Validation & Cross Validation
We need to split the data in train and validation part. There are many strategies in doing that. The questions is: how many splits? And which is the best method to perform such split? (holdout, leave-one-out, k-fold). The Leave-one-out Validation is a cross validation method. Let’s say we have 10 images, the performance of the model is tested on 9 of the 10 images. And so, we have a single-test-case that we can repeat 10 times, each time leaving out a different image. It is a very precise method, because each observation are used as test-set, but it requires quite a large computation time, in which case other approaches such as K-Fold Cross Validation may be more appropriate.
The K-Fold Cross Validation can be viewed as a repeated holdout, because we split our data into K parts, using every part as validation set only once.

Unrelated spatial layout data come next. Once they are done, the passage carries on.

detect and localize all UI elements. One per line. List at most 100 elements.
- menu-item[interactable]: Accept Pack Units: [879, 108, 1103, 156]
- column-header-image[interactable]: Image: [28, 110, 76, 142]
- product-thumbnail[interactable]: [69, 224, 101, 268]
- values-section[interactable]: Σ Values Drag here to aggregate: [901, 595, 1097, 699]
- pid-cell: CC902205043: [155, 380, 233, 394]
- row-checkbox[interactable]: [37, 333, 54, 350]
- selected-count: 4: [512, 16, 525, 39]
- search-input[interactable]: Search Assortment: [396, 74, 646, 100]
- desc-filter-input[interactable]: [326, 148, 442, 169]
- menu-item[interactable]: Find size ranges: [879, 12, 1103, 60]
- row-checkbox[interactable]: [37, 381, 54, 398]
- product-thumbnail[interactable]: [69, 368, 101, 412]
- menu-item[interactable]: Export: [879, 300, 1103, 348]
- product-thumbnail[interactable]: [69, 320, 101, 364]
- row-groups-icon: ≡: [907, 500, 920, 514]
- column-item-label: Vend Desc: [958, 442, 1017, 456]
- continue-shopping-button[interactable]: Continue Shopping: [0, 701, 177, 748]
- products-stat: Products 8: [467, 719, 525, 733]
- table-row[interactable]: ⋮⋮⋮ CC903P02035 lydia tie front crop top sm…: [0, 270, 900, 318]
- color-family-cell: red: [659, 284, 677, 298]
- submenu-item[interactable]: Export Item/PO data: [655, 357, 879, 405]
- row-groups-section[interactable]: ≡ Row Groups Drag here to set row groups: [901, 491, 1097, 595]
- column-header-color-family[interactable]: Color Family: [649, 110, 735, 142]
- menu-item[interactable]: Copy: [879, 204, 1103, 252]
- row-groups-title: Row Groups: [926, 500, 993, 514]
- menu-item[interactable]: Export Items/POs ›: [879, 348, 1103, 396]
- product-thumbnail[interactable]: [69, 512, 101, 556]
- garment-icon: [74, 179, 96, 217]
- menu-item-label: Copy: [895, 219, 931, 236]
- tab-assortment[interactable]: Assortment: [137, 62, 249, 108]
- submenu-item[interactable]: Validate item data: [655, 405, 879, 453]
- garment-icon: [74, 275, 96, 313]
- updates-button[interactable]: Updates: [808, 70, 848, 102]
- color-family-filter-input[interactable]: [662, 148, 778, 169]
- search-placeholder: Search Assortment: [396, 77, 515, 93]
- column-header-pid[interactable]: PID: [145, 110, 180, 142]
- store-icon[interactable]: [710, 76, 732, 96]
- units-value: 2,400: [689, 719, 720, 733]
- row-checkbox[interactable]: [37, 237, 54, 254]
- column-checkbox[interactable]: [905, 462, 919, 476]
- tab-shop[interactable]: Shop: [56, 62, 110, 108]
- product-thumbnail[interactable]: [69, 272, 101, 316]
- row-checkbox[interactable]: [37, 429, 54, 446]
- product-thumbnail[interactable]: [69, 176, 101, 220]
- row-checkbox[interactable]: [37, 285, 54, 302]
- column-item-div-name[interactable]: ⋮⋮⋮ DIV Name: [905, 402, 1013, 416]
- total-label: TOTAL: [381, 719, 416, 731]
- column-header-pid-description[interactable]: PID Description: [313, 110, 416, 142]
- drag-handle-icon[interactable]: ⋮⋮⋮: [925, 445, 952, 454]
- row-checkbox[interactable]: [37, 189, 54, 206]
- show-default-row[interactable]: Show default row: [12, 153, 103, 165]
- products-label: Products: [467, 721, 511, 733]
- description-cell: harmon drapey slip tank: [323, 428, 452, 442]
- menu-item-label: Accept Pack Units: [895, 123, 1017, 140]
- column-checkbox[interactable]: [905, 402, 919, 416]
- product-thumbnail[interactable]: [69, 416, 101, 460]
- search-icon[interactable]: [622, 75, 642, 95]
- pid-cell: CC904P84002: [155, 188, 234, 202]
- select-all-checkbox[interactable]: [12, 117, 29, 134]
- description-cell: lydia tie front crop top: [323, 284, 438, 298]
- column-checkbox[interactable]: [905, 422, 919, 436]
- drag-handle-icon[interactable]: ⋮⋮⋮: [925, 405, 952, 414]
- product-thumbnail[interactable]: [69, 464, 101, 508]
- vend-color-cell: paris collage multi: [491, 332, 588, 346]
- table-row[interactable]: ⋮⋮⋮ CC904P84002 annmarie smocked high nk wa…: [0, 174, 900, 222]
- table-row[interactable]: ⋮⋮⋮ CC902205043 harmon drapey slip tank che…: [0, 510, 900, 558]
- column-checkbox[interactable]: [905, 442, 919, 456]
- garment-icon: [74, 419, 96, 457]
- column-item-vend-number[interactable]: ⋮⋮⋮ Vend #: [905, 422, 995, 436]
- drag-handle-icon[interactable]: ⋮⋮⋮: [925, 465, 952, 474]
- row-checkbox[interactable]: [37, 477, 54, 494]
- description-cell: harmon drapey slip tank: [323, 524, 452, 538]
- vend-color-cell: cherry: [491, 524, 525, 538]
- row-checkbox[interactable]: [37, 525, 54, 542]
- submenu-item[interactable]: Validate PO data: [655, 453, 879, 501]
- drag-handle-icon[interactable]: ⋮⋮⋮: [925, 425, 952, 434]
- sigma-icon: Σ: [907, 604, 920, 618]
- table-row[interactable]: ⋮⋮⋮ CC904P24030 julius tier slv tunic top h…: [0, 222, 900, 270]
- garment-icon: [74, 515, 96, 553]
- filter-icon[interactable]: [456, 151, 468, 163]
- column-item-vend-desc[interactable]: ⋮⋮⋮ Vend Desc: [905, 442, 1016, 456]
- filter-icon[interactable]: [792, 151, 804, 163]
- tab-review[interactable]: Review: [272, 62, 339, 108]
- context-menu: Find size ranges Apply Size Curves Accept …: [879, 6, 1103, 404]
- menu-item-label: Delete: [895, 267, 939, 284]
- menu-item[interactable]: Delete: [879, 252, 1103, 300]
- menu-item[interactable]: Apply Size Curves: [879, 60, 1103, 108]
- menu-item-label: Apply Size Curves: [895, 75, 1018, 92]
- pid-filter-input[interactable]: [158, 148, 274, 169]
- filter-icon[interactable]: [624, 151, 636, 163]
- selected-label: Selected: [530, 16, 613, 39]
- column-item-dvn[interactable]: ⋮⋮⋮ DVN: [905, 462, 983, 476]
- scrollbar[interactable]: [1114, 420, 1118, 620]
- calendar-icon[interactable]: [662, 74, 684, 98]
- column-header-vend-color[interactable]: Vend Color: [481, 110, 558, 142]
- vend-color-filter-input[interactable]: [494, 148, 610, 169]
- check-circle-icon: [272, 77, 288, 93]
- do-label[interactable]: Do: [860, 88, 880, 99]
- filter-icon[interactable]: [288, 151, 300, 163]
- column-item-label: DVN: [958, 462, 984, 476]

After this procedure, we average scores over these K-folds. The core idea is to use every sample for validate the results. To use this method is important to check if data are Shuffled.

If we have unbalanced data or multiclass classification (large amount of each class), Stratification is a way to insure we get similar target distribution over different folders. Stratification is a technique where we rearrange the data in a way that each fold has a good representation of the whole dataset. It forces each fold to have at least m instances of each class. This approach ensures that one class of data is not overrepresented especially when the target variable is unbalanced. For example in a binary classification problem where we want to predict if a passenger on Titanic survived or not. We have two classes here Passenger either survived or did not survive. We ensure that each fold has a percentage of passengers that survived and a percentage of passengers that did not survive.

If we have unbalanced data we can also use the Synthetic Minority Over-Sampling Technique SMOTE. In the presence of umbalanced dataset, we can have biased predictions and misleading accuracy. Like for example:
1 - credit cards frauds
2 - manufacturing defects
3 - rare diseases diagnosis
We can solve this problem increasing the minority class or decreasing the majority class. We can keep the minority class as it is, and randomly remove majority class observations. The problem is that we could discard important information, and it may lead us to bias. Similarly in case of random oversampling, we randomly add more minority observations by copying some minority observations, for example, copying fraudulent transactions. But in this case, the mode is prone to overfitting due to copying same information.

In Time series cross-validation splitting time series data randomly does not help as the time-related data will be messed up. For time series cross-validation we use forward chaining also referred as rolling-origin. Origin at which the forecast is based rolls forward in time. In time series cross-validation each day is a test data and we consider the previous day’s data is the training set. From the figure below D1, D2, D3 etc. are each day’s data and days highlighted in blue are used for training and days highlighted in yellow are used for test.

We start training the model with a minimum number of observations and use the next day’s data to test the model and we keep moving through the data set. This ensures that we consider the time series aspect of the data for prediction.